News of Norway, issue 1, 2000
'100 years is nothing,' the great Norwegian explorer Helge Ingstad told his honorable guests, who included H.M. King Harald V of Norway. Ingstad is too preoccupied with the future to worry about the past. On his birthday, the press waited while Ingstad finished an application to the Norwegian Nonfiction Writers Guild. 'You have always been a role model to the youth,' Prime Minister Kjell Magne Bondevik told Ingstad on December 30, his 100th birthday.
From Levanger to the Artic
After leaving behind his law practice in Levanger, over 70 years ago, Ingstad made his way into the Canadian Arctic interior where he spent the winter with a fellow trapper in a log cabin they built themselves. The experience resulted in the writing of his first book, The Land of Feast and Famine (Pelsjegerliv), originally published in Norwegian in 1931 and released in English two years later. Suddenly, solicitor Ingstad had become a famous author.
Discovering Vinland
Ingstad's greatest achievement was discovering Vinland (Land of Wine), described in the ancient sagas, on the northern tip of Newfoundland. Basing his explorations on a radical theory, Ingstad found the proverbial 'needle in the haystack' - the ancient Viking settlement L'Anse aux Meadows built around AD 1000. With several archaeologists, in particular his wife Anne Stine, Ingstad spent eight seasons unearthing eight turf-walled houses, a soapstone spindle whorl, and a piece of jewelry. The result of Ingstad's finds: no less than a rewriting of North American history. Finally there was proof that Leif Eiriksson and his Viking crew had arrived in North America almost 500 years before Columbus. L'Anse aux Meadows is now included on UNESCO's World Heritage List.

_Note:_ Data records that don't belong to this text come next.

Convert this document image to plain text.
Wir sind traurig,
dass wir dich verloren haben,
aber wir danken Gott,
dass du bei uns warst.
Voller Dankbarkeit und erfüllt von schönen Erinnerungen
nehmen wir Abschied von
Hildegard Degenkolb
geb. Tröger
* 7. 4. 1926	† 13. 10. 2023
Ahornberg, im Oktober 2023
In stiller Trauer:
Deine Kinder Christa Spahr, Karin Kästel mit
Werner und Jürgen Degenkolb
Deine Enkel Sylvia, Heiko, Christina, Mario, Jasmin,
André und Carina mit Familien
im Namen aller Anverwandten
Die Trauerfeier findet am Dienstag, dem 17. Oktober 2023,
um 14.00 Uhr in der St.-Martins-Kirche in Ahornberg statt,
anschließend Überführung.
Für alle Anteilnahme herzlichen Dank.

Since Ingstad's groundbreaking discovery of Vinland, he has been awarded five honorary doctorates from universities in Canada, the United States, and Norway, is a Commander of the Royal Order of St Olav, and was most recently distinguished with the Royal Geographical Society Patron's Medal.
Dangerous life
The 1944 Nobel prize winner in literature, Johannes V. Jensen, compared Ingstad to another Norwegian explorer, Fridtjof Nansen, writing: 'What has this Norwegian and previous lawyer not seen! Under which stars has he not lit his evening fire, smoked his pipe, and crept into his sleeping bag.'
Ingstad admired both Nansen and Roald Amundsen, but never shared their desire to conquer the poles.

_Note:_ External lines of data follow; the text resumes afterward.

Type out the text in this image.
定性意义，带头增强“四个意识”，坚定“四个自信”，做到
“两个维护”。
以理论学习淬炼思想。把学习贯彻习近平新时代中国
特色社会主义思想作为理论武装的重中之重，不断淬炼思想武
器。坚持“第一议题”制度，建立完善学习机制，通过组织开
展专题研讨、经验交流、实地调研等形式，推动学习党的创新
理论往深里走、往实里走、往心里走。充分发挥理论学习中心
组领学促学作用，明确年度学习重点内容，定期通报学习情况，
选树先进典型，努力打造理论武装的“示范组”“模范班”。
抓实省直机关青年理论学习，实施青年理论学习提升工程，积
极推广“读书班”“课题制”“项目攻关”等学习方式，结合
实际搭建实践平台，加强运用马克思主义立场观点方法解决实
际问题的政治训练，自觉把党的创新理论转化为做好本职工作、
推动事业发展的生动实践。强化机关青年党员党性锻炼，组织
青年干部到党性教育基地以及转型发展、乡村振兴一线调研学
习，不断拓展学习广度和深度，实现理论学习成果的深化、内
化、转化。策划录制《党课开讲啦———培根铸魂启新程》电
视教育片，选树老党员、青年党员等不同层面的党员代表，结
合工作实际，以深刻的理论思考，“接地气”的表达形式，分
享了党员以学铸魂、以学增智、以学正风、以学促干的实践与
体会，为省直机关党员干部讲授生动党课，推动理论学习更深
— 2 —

'I would rather explore the unknowns of Indian and Eskimo cultures as well as nature,' he recently told Norwegian daily Aftenposten. And he never missed his law practice.
'I never missed it at all. When I was sitting there, on the tip of Snowdrift with my canoe, my rifle, my sleigh and my dog team, by the Arctic Ocean, with the woods and the never-ending wilderness, I felt like a millionaire. The pleasure of my freedom filled me completely.'
The trapper life Ingstad lived was one of danger and harsh reality. In his books, he recounts many close calls of his own as well as the fates of those far less fortunate. But he also tells stories of heart-warming experiences with his native companions and fellow trappers in the Northwest Territories in the last days of the fur-trading era. After being out-of-print in English for more than forty years, The Land of Feast and Famine is once again available (McGill Queens University Press).
Extensive writings
In 1932, Ingstad was appointed district governor of Eirik Raude's Land (Eirik the Red's Land) on East Greenland, an employment he later held on Svalbard as well. Ingstad has written two well-known books on these periods: East of the Great Glacier (Øst for den Store Bre) (Gyldendal, 1935) and The Land of the Cold Coasts (Landet med de Kalde Kyster) (Gyldendal, 1948).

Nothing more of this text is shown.